|
O wyborach | by Natalia [26.01.2003] | Kiedy zabierałam się do pracy nad tym artykułem myślałam, że będzie on przede wszystkim krytyczny. Miałam nad niektórymi rzeczami ubolewać, inne - złośliwie wyśmiewać. Wszystko wzięło się z pewnych moich obserwacji i doświadczeń, kiedy to stawiałam swe pierwsze (potem drugie i trzecie) kroki w działalności politycznej.
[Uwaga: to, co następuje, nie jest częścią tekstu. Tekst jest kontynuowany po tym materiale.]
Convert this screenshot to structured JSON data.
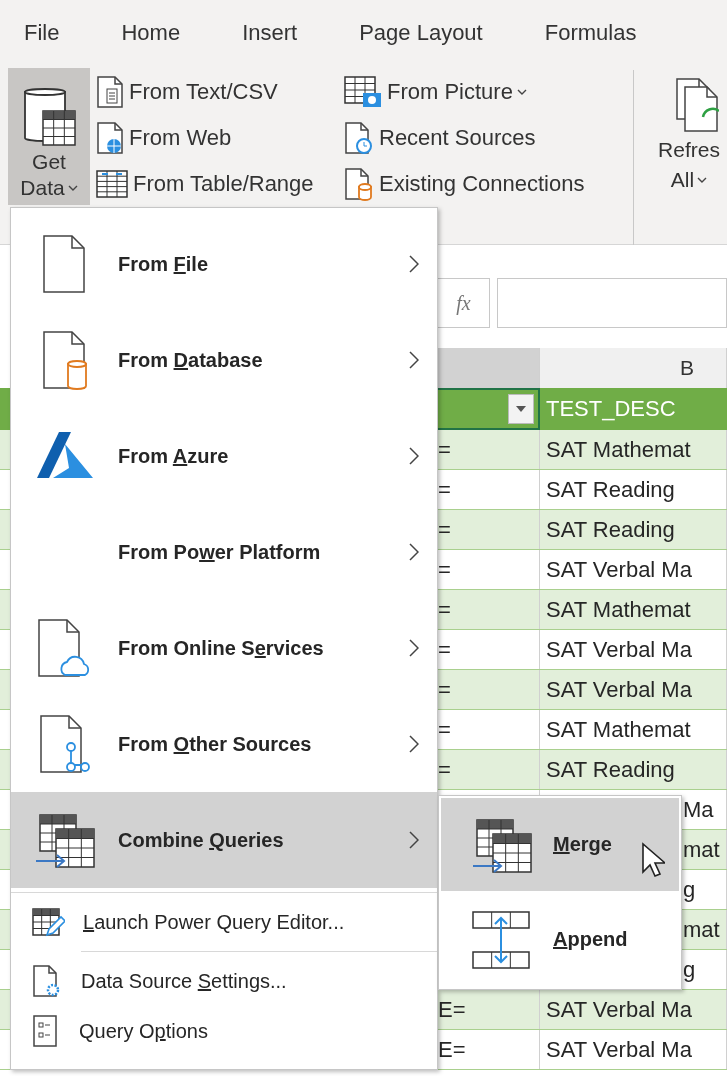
{
  "ribbon_tabs": [
    {
      "label": "File"
    },
    {
      "label": "Home"
    },
    {
      "label": "Insert"
    },
    {
      "label": "Page Layout"
    },
    {
      "label": "Formulas"
    }
  ],
  "ribbon": {
    "get_data": {
      "label_lines": [
        "Get",
        "Data"
      ],
      "pressed": true,
      "has_dropdown": true
    },
    "columns": [
      [
        {
          "label": "From Text/CSV"
        },
        {
          "label": "From Web"
        },
        {
          "label": "From Table/Range"
        }
      ],
      [
        {
          "label": "From Picture",
          "has_dropdown": true
        },
        {
          "label": "Recent Sources"
        },
        {
          "label": "Existing Connections"
        }
      ]
    ],
    "refresh_all": {
      "label_lines": [
        "Refres",
        "All"
      ],
      "has_dropdown": true
    }
  },
  "sheet": {
    "formula_bar": {
      "fx": "fx"
    },
    "column_headers": [
      {
        "selected": true
      },
      {
        "label": "B",
        "selected": false
      }
    ],
    "header_row": [
      {
        "filter": true,
        "selected": true
      },
      {
        "label": "TEST_DESC",
        "selected": false
      }
    ],
    "rows": [
      {
        "a": "=",
        "b": "SAT Mathemat",
        "banded": true
      },
      {
        "a": "=",
        "b": "SAT Reading",
        "banded": false
      },
      {
        "a": "=",
        "b": "SAT Reading",
        "banded": true
      },
      {
        "a": "=",
        "b": "SAT Verbal Ma",
        "banded": false
      },
      {
        "a": "=",
        "b": "SAT Mathemat",
        "banded": true
      },
      {
        "a": "=",
        "b": "SAT Verbal Ma",
        "banded": false
      },
      {
        "a": "=",
        "b": "SAT Verbal Ma",
        "banded": true
      },
      {
        "a": "=",
        "b": "SAT Mathemat",
        "banded": false
      },
      {
        "a": "=",
        "b": "SAT Reading",
        "banded": true
      },
      {
        "b": "Ma",
        "banded": false,
        "b_clipped_left": true
      },
      {
        "b": "mat",
        "banded": true,
        "b_clipped_left": true
      },
      {
        "b": "g",
        "banded": false,
        "b_clipped_left": true
      },
      {
        "b": "mat",
        "banded": true,
        "b_clipped_left": true
      },
      {
        "b": "g",
        "banded": false,
        "b_clipped_left": true
      },
      {
        "a": "E=",
        "b": "SAT Verbal Ma",
        "banded": true
      },
      {
        "a": "E=",
        "b": "SAT Verbal Ma",
        "banded": false
      }
    ]
  },
  "get_data_menu": {
    "items": [
      {
        "kind": "large",
        "label_before": "From ",
        "access_key": "F",
        "label_after": "ile",
        "has_submenu": true,
        "selected": false
      },
      {
        "kind": "large",
        "label_before": "From ",
        "access_key": "D",
        "label_after": "atabase",
        "has_submenu": true,
        "selected": false
      },
      {
        "kind": "large",
        "label_before": "From ",
        "access_key": "A",
        "label_after": "zure",
        "has_submenu": true,
        "selected": false
      },
      {
        "kind": "large",
        "label_before": "From Po",
        "access_key": "w",
        "label_after": "er Platform",
        "has_submenu": true,
        "selected": false
      },
      {
        "kind": "large",
        "label_before": "From Online S",
        "access_key": "e",
        "label_after": "rvices",
        "has_submenu": true,
        "selected": false
      },
      {
        "kind": "large",
        "label_before": "From ",
        "access_key": "O",
        "label_after": "ther Sources",
        "has_submenu": true,
        "selected": false
      },
      {
        "kind": "large",
        "label_before": "Combine ",
        "access_key": "Q",
        "label_after": "ueries",
        "has_submenu": true,
        "selected": true
      },
      {
        "kind": "separator"
      },
      {
        "kind": "small",
        "access_key": "L",
        "label_after": "aunch Power Query Editor...",
        "selected": false
      },
      {
        "kind": "separator"
      },
      {
        "kind": "small",
        "label_before": "Data Source ",
        "access_key": "S",
        "label_after": "ettings...",
        "selected": false
      },
      {
        "kind": "small",
        "label_before": "Query O",
        "access_key": "p",
        "label_after": "tions",
        "selected": false
      }
    ]
  },
  "combine_submenu": {
    "items": [
      {
        "access_key": "M",
        "label_after": "erge",
        "selected": true
      },
      {
        "access_key": "A",
        "label_after": "ppend",
        "selected": false
      }
    ]
  }
}
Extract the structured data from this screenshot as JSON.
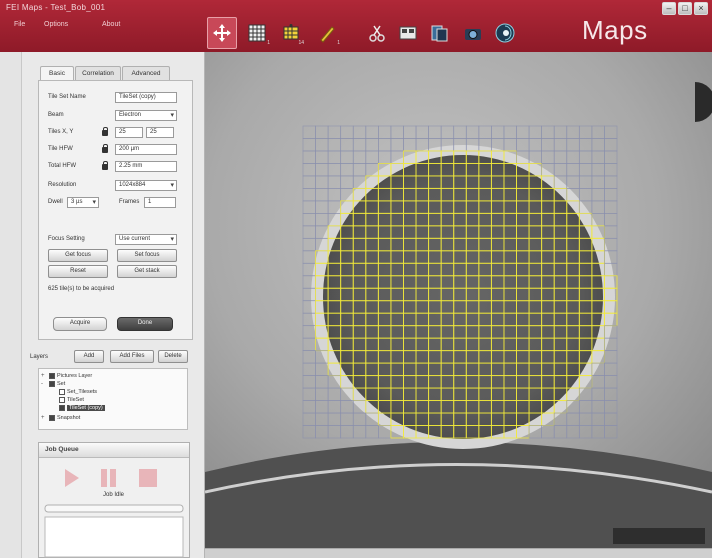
{
  "window": {
    "title": "FEI Maps - Test_Bob_001",
    "brand": "Maps"
  },
  "menu": [
    "File",
    "Options",
    "About"
  ],
  "toolbar": {
    "buttons": [
      {
        "name": "move-tool",
        "icon": "crosshair-arrows-icon",
        "active": true
      },
      {
        "name": "tile-set-tool",
        "icon": "grid-icon"
      },
      {
        "name": "tile-set-stitch-tool",
        "icon": "stitch-grid-icon"
      },
      {
        "name": "measure-tool",
        "icon": "pencil-icon"
      },
      {
        "name": "cut-tool",
        "icon": "scissors-icon"
      },
      {
        "name": "layout-tool",
        "icon": "layout-icon"
      },
      {
        "name": "image-tool",
        "icon": "image-stack-icon"
      },
      {
        "name": "camera-tool",
        "icon": "camera-icon"
      },
      {
        "name": "navigation-tool",
        "icon": "globe-icon"
      }
    ]
  },
  "panel": {
    "tabs": [
      "Basic",
      "Correlation",
      "Advanced"
    ],
    "active_tab": "Basic",
    "rows": [
      {
        "label": "Tile Set Name",
        "value": "TileSet (copy)"
      },
      {
        "label": "Beam",
        "value": "Electron"
      },
      {
        "label": "Tiles X, Y",
        "value_x": "25",
        "value_y": "25"
      },
      {
        "label": "Tile HFW",
        "value": "200 µm"
      },
      {
        "label": "Total HFW",
        "value": "2.25 mm"
      },
      {
        "label": "Resolution",
        "value": "1024x884"
      },
      {
        "label": "Dwell",
        "value": "3 µs",
        "frames_label": "Frames",
        "frames_value": "1"
      }
    ],
    "focus_label": "Focus Setting",
    "focus_value": "Use current",
    "focus_buttons": [
      "Get focus",
      "Set focus",
      "Reset",
      "Get stack"
    ],
    "tiles_note": "625 tile(s) to be acquired",
    "actions": [
      "Acquire",
      "Done"
    ]
  },
  "layers": {
    "label": "Layers",
    "buttons": [
      "Add",
      "Add Files",
      "Delete"
    ],
    "tree": [
      {
        "label": "Pictures Layer",
        "level": 0,
        "expander": "+",
        "checked": true
      },
      {
        "label": "Set",
        "level": 0,
        "expander": "-",
        "checked": true
      },
      {
        "label": "Set_Tilesets",
        "level": 1,
        "expander": "",
        "checked": false
      },
      {
        "label": "TileSet",
        "level": 1,
        "expander": "",
        "checked": false
      },
      {
        "label": "TileSet (copy)",
        "level": 1,
        "expander": "",
        "checked": true,
        "selected": true
      },
      {
        "label": "Snapshot",
        "level": 0,
        "expander": "+",
        "checked": true
      }
    ]
  },
  "job_queue": {
    "title": "Job Queue",
    "idle_text": "Job Idle"
  },
  "viewport": {
    "grid_columns": 25,
    "grid_rows": 25,
    "grid_color": "#8a8fae",
    "highlight_color": "#f2ea3a"
  },
  "colors": {
    "header": "#9c1f2e",
    "accent_active": "#c84858"
  }
}
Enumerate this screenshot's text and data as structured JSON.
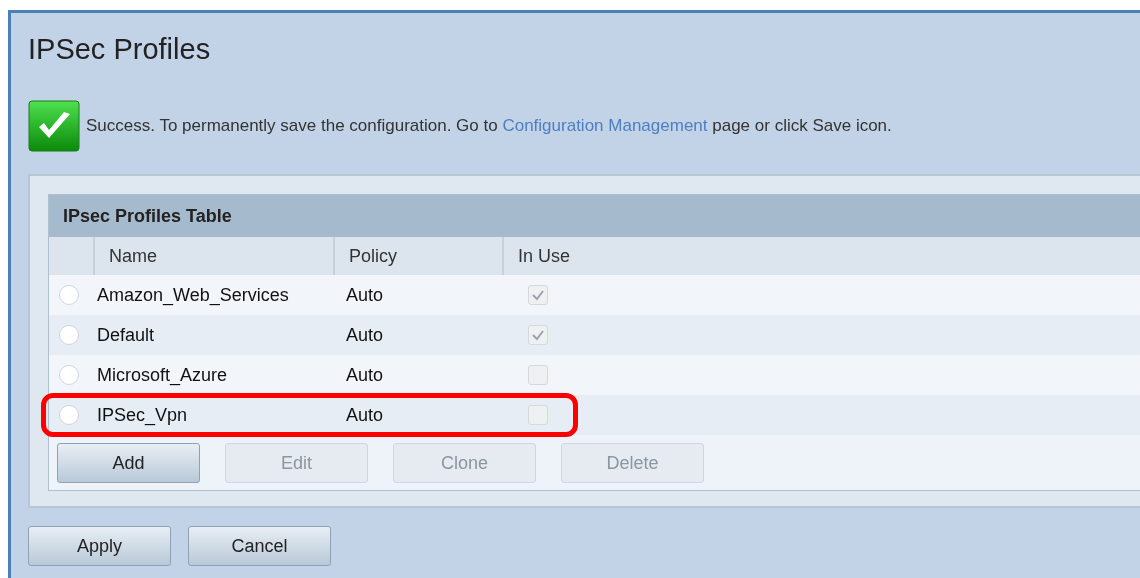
{
  "page": {
    "title": "IPSec Profiles"
  },
  "message": {
    "before": "Success. To permanently save the configuration. Go to",
    "link": "Configuration Management",
    "after": "page or click Save icon."
  },
  "table": {
    "title": "IPsec Profiles Table",
    "columns": [
      "Name",
      "Policy",
      "In Use"
    ],
    "rows": [
      {
        "name": "Amazon_Web_Services",
        "policy": "Auto",
        "in_use": true,
        "selected": false,
        "highlighted": false
      },
      {
        "name": "Default",
        "policy": "Auto",
        "in_use": true,
        "selected": false,
        "highlighted": false
      },
      {
        "name": "Microsoft_Azure",
        "policy": "Auto",
        "in_use": false,
        "selected": false,
        "highlighted": false
      },
      {
        "name": "IPSec_Vpn",
        "policy": "Auto",
        "in_use": false,
        "selected": false,
        "highlighted": true
      }
    ],
    "buttons": [
      {
        "label": "Add",
        "disabled": false
      },
      {
        "label": "Edit",
        "disabled": true
      },
      {
        "label": "Clone",
        "disabled": true
      },
      {
        "label": "Delete",
        "disabled": true
      }
    ]
  },
  "footer_buttons": [
    {
      "label": "Apply",
      "disabled": false
    },
    {
      "label": "Cancel",
      "disabled": false
    }
  ]
}
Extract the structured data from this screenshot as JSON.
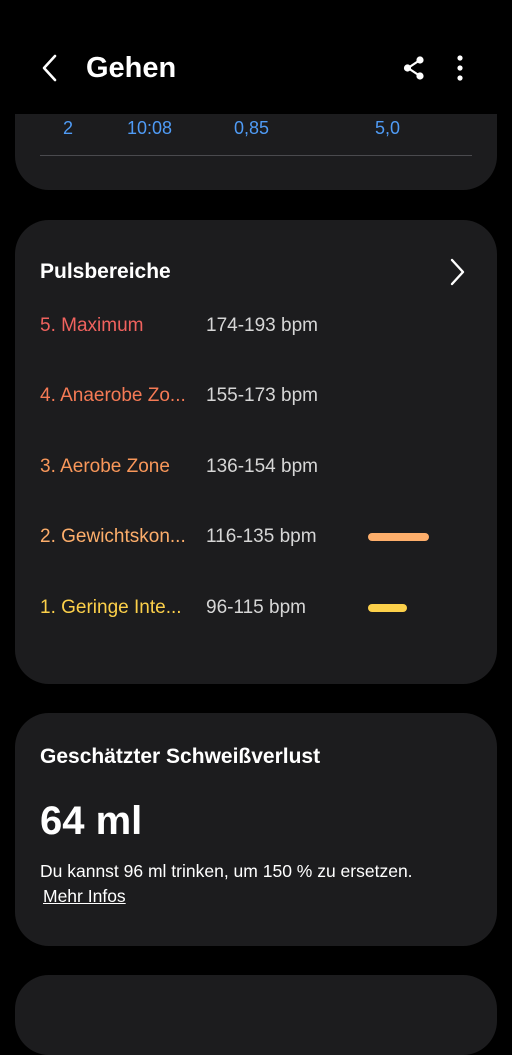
{
  "header": {
    "title": "Gehen"
  },
  "laps": {
    "row": {
      "lap": "2",
      "time": "10:08",
      "distance": "0,85",
      "pace": "5,0"
    }
  },
  "zones": {
    "title": "Pulsbereiche",
    "items": [
      {
        "name": "5. Maximum",
        "range": "174-193 bpm",
        "color": "#f0625e",
        "fraction": 0
      },
      {
        "name": "4. Anaerobe Zo...",
        "range": "155-173 bpm",
        "color": "#f57a55",
        "fraction": 0
      },
      {
        "name": "3. Aerobe Zone",
        "range": "136-154 bpm",
        "color": "#f9975a",
        "fraction": 0
      },
      {
        "name": "2. Gewichtskon...",
        "range": "116-135 bpm",
        "color": "#fdae6b",
        "fraction": 0.66
      },
      {
        "name": "1. Geringe Inte...",
        "range": "96-115 bpm",
        "color": "#fcd04a",
        "fraction": 0.42
      }
    ]
  },
  "sweat": {
    "title": "Geschätzter Schweißverlust",
    "value": "64 ml",
    "description": "Du kannst 96 ml trinken, um 150 % zu ersetzen.",
    "link": "Mehr Infos"
  },
  "icons": {
    "back": "chevron-left-icon",
    "share": "share-icon",
    "more": "more-vertical-icon",
    "zones_open": "chevron-right-icon"
  }
}
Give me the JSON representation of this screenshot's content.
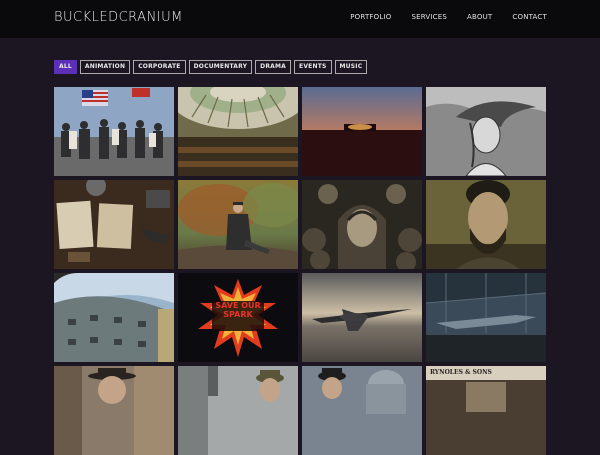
{
  "site": {
    "logo": "BUCKLEDCRANIUM"
  },
  "nav": [
    "PORTFOLIO",
    "SERVICES",
    "ABOUT",
    "CONTACT"
  ],
  "filters": [
    {
      "label": "ALL",
      "active": true
    },
    {
      "label": "ANIMATION",
      "active": false
    },
    {
      "label": "CORPORATE",
      "active": false
    },
    {
      "label": "DOCUMENTARY",
      "active": false
    },
    {
      "label": "DRAMA",
      "active": false
    },
    {
      "label": "EVENTS",
      "active": false
    },
    {
      "label": "MUSIC",
      "active": false
    }
  ],
  "tiles": [
    {
      "name": "thumb-flag-crowd"
    },
    {
      "name": "thumb-library-dome"
    },
    {
      "name": "thumb-sunset-horizon"
    },
    {
      "name": "thumb-woman-sketch"
    },
    {
      "name": "thumb-desk-papers"
    },
    {
      "name": "thumb-man-reading"
    },
    {
      "name": "thumb-ornate-woman"
    },
    {
      "name": "thumb-bearded-man"
    },
    {
      "name": "thumb-fort-tower"
    },
    {
      "name": "thumb-save-our-spark",
      "text": "SAVE OUR SPARK"
    },
    {
      "name": "thumb-fighter-plane"
    },
    {
      "name": "thumb-hangar-plane"
    },
    {
      "name": "thumb-man-hat"
    },
    {
      "name": "thumb-soldier"
    },
    {
      "name": "thumb-city-men"
    },
    {
      "name": "thumb-shopfront",
      "text": "RYNOLES & SONS"
    }
  ],
  "colors": {
    "accent": "#5b2fb6",
    "topbar": "#0a090c",
    "background": "#1b1622"
  }
}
Co przykuło moją uwagę? Podejście wielu obywateli do sprawy wyborów. Temat z pozoru błahy, a poza tym diabelnie niepopularny, bo przerabiany już tysiące razy w rozmowach, na debatach, lekcjach, apelach, korytarzach, prywatnie, oficjalnie... Takich przykładów mogę jeszcze podać kilkanaście. Dobrze to wiem, ale mimo wszystko postanowiłam jeszcze raz, po raz dziesięciotysięczny z rzędu, zająć się tym tematem. Takie już prawo osoby nowej w szkole, która dopiero zauważa rzeczy, które inni dawno spostrzegli, przyswoili, przetrawili i przeszli nad tym do porządku dziennego (lub i nie).
| |
Świetne badania, bo dobrze sfromułowałaś problem. Możesz zdradzić, ile osób odmówiło odpowiedzi na Twoje pytania? Zazwyczaj ci, którym się nie chce wypełniać ankiety, nie chce się również wypełniać kartki wyborczej. Z drugiej zaś strony odpowiedziało mnóstwo osób, a poziom ich deklarowanego uczestnictwa w wyborach dokładnie odpowiadał rzeczywistej frekwencji. nadesłał Lobelio dnia 26-01-2003, 13:27 | Moim zdaniem w ankiecie zabrakło pytania o wiek (lub rocznik). Pozwoliłoby to zbadać, czy liczba zainteresowanych losami demokracji rośnie, czy też w przyszłym roku, gdy odejdą starsze roczniki, zmaleje. W każdym razie, gratuluję pomysłu i wykonania takiego opracownia. nadesłał Krzysiek dnia 26-01-2003, 16:39 | nie jestem w stanie polaczyc sie z ciagiem dalszym artykulu, czy moglby mi to ktos wyslac? nadesłała ola dnia 26-01-2003, 19:38 | Dobra robota. Gratulacje. nadesłał Pablo P. dnia 29-01-2003, 12:27 | Ufff...Własnie wróciłam z gór i mojego ukochanego snowboardu, gdzie zastanawiałam się nad losem mojego artykułu (bo wysłałam go na 10 minut przed wyjściem z domu). :)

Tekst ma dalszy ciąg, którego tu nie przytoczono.